My father understood, for he was a merchant.  He wanted only that his children strive for some good work in the world and did not have any preference for what that work might be.  He needed no convincing of my work’s worth.  I thought my mother did.

But Father told me otherwise. Mother saw how hard I worked in the garden and how seriously I studied my tomes and scrolls, he told me.  She saw that I loved my studies and my craft.  She was proud.  Proud with a cautious pride.

By the fourth decade of my life, I had developed a name for myself and my flowers.  It was not the same as the fame of my mother’s flowers.  Hers had a different magic.  I shared not just my flowers, as she did, but my knowledge too.  I had developed seeds that could grow some of the simpler enchanted flowers without the many steps and care and skill that was typically needed.  The seeds did not always germinate, but when they did, the folks in my town could ease the pain of childbirth, make some predictions of weather, remove stubborn stains and odors from their homes and clothes, and do other simple but useful tasks.  I discovered far more valuable varieties, like the flower whose petals remained connected even after they were plucked.  The petals were so sturdy that one could write on them with ink.  So a message written on one petal would appear on all the others.  And if grown with the correct enchantments, the petals wouldn’t shrivel until a moon had waxed and waned and waxed again.

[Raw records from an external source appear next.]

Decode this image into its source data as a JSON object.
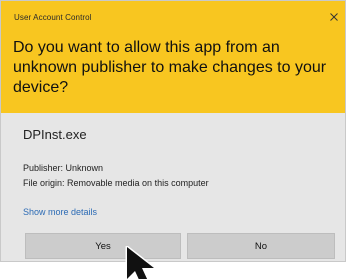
{
  "dialog": {
    "window_title": "User Account Control",
    "question": "Do you want to allow this app from an unknown publisher to make changes to your device?",
    "app_name": "DPInst.exe",
    "publisher": "Publisher: Unknown",
    "file_origin": "File origin: Removable media on this computer",
    "show_more_details": "Show more details",
    "yes_label": "Yes",
    "no_label": "No"
  },
  "colors": {
    "header": "#f8c620",
    "body": "#e6e6e6",
    "button": "#cccccc",
    "link": "#2c6bb5"
  },
  "icons": {
    "close": "close-icon",
    "cursor": "mouse-pointer-icon"
  }
}
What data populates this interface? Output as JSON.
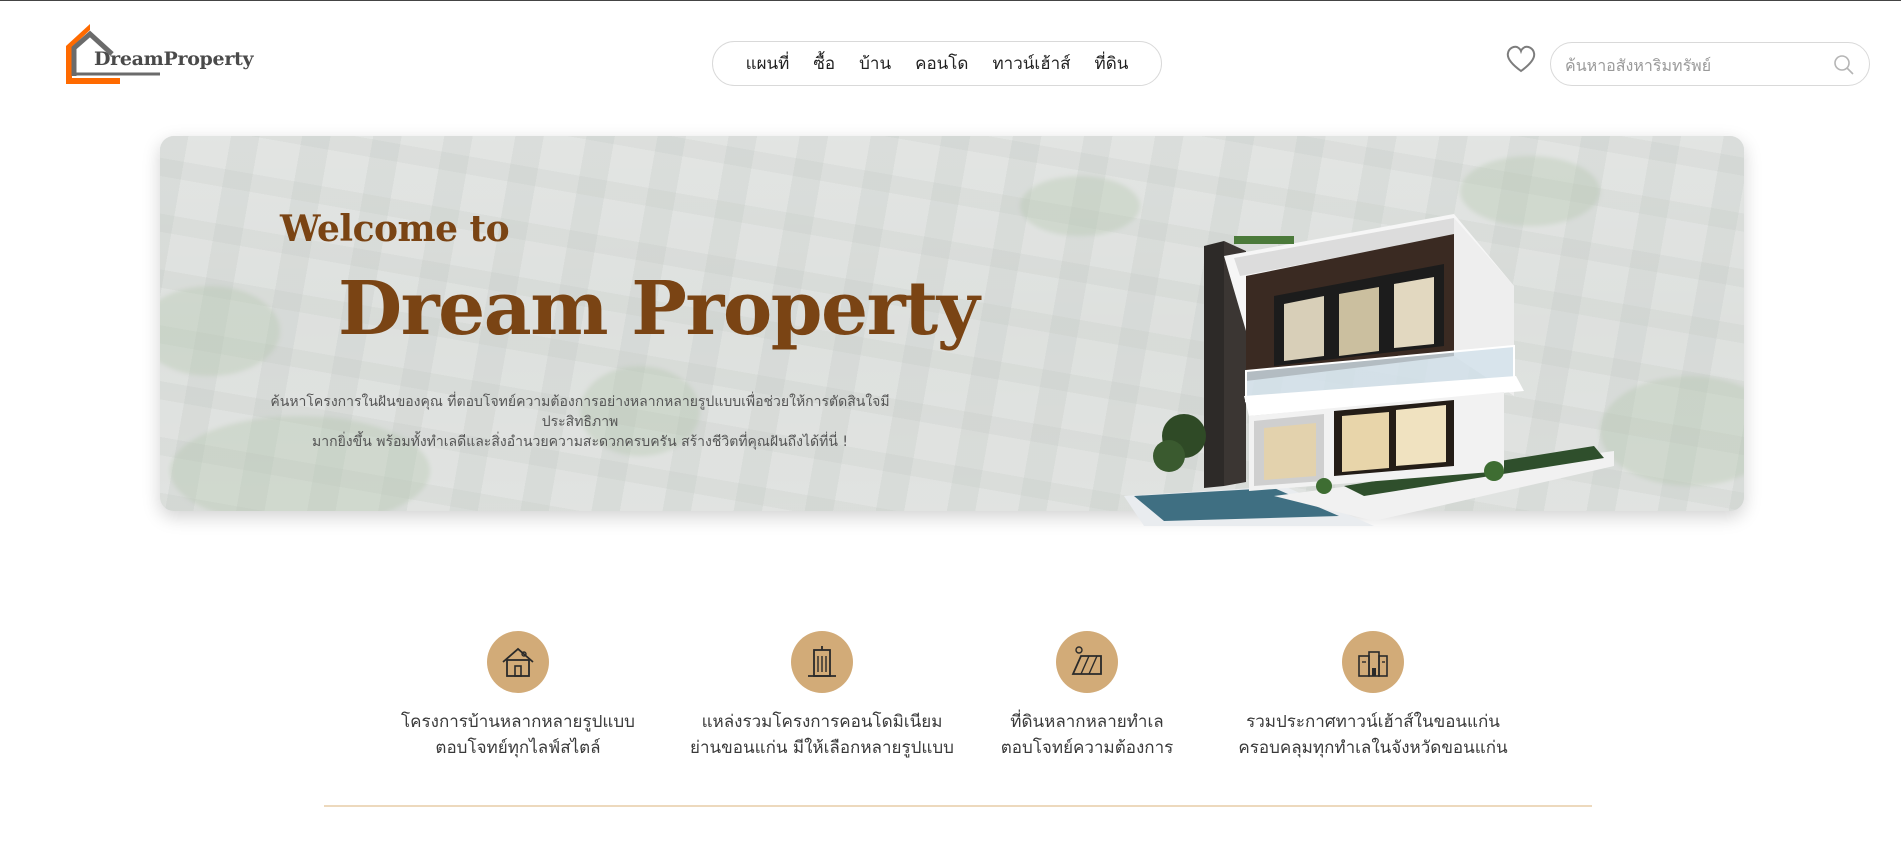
{
  "brand": {
    "name": "DreamProperty",
    "logo_color_primary": "#ff6a00",
    "logo_color_secondary": "#6b6b6b"
  },
  "nav": {
    "items": [
      "แผนที่",
      "ซื้อ",
      "บ้าน",
      "คอนโด",
      "ทาวน์เฮ้าส์",
      "ที่ดิน"
    ]
  },
  "header": {
    "favorite_icon": "heart-icon",
    "search": {
      "placeholder": "ค้นหาอสังหาริมทรัพย์",
      "value": ""
    }
  },
  "hero": {
    "welcome": "Welcome to",
    "title": "Dream Property",
    "description_line1": "ค้นหาโครงการในฝันของคุณ ที่ตอบโจทย์ความต้องการอย่างหลากหลายรูปแบบเพื่อช่วยให้การตัดสินใจมีประสิทธิภาพ",
    "description_line2": "มากยิ่งขึ้น พร้อมทั้งทำเลดีและสิ่งอำนวยความสะดวกครบครัน สร้างชีวิตที่คุณฝันถึงได้ที่นี่ !",
    "title_color": "#7a4414"
  },
  "features": [
    {
      "icon": "house-icon",
      "line1": "โครงการบ้านหลากหลายรูปแบบ",
      "line2": "ตอบโจทย์ทุกไลฟ์สไตล์"
    },
    {
      "icon": "condo-building-icon",
      "line1": "แหล่งรวมโครงการคอนโดมิเนียม",
      "line2": "ย่านขอนแก่น มีให้เลือกหลายรูปแบบ"
    },
    {
      "icon": "land-plot-icon",
      "line1": "ที่ดินหลากหลายทำเล",
      "line2": "ตอบโจทย์ความต้องการ"
    },
    {
      "icon": "townhouse-icon",
      "line1": "รวมประกาศทาวน์เฮ้าส์ในขอนแก่น",
      "line2": "ครอบคลุมทุกทำเลในจังหวัดขอนแก่น"
    }
  ],
  "colors": {
    "accent": "#d2ab78",
    "divider": "#edd9bd"
  }
}
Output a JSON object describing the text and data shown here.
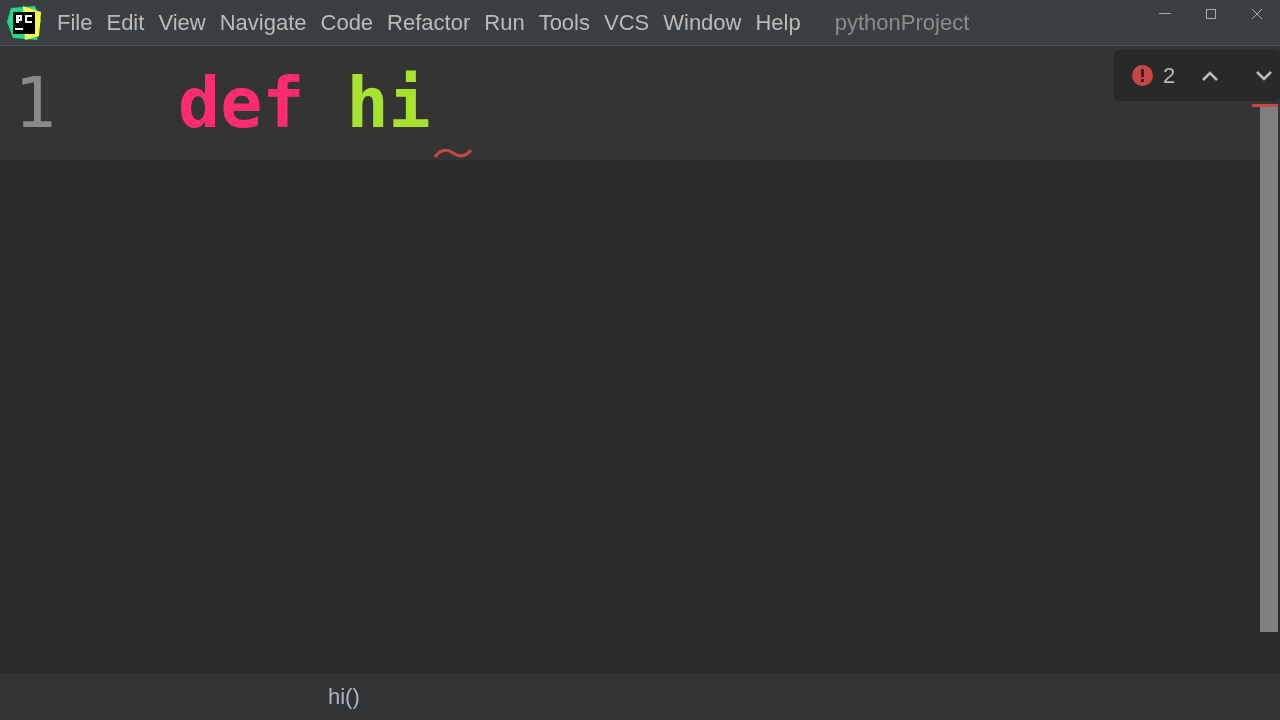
{
  "menu": [
    "File",
    "Edit",
    "View",
    "Navigate",
    "Code",
    "Refactor",
    "Run",
    "Tools",
    "VCS",
    "Window",
    "Help"
  ],
  "window": {
    "title": "pythonProject"
  },
  "editor": {
    "lines": [
      {
        "number": "1",
        "current": true,
        "tokens": [
          {
            "kind": "keyword",
            "text": "def"
          },
          {
            "kind": "function",
            "text": "hi"
          }
        ],
        "error": true
      }
    ]
  },
  "inspections": {
    "error_count": "2"
  },
  "breadcrumb": "hi()"
}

We were doing well for ourselves, my family and I.  My eldest brother had married and settled down and given me a niece and nephew to spoil with candyflower treats.  My carefree youngest brother had surprised us all by becoming the cloistered scholar that Mother had wanted me to be.  And for that, I sent him a basket full of enchanted flowers to amuse and assist.  I too had done my part to fulfill my mother’s wishes, for I began to teach the craft of flower magic, not just to friends and neighbors, but at a small academy.  I don’t believe I had any envious rivals to worry about.  I was not so accomplished.  But there were indeed young and curious minds before me when I stood on a stage and performed my version of a conjuring by growing a radiant rose in a pot right before everyone’s eyes.  The rose was the color of a setting sun and gave off enough light to illuminate a small room on a dark night.

I was indeed lucky and happy.  And so I was indeed well-named.

But all times, whether joyous or sorrowful are fleeting.  And one day, my mother fell ill.

It was only a fever at first.  She ate and drank little and stayed bedridden for what we thought would be a few days.  She recovered and was in her garden the next time I saw her.  But the time after that, she was back in bed with another fever.  And so it went.  She fell ill and seemed to recover and fell ill again.  She suffered from fevers and aches, but the healers could see no other ailment.  We heeded the guidance of the healers and moved Mother to an infirmary close to our home.  And the healers used their potions to try and find out what ailed Mother and how they might heal her.

For months, the healers tried.  And their remedies sometimes made Mother sicker than she had been.  Father stayed by her side.  My brothers and I came in turn to visit Mother, to bring Father food and clothes and words of comfort.  When I was not with Mother, I was at the archives, searching night and day, searching for some magic in the flowers that might help Mother.  Searching in vain.  The healers in our town were skilled, but they could not heal everything.  And even better than a healer was a healer mage, and we found one to examine Mother, but even a healer mage could not heal everything.  We were ready to surrender a portion of our fortune, such as it was, all of our fortune if need be, but the healer mage refused our offer, for he found he could do nothing to change my mother’s fate.

So how could flower magic, the weakest of magics, do what healing magic could not do?  The healer mage had a stone with him, a stone passed to him from his mother, who had it from her father, and so on.  There were other healer mages with other objects.  Perhaps one could help Mother.  We struggled between trying to find someone or something to help her and just being with her.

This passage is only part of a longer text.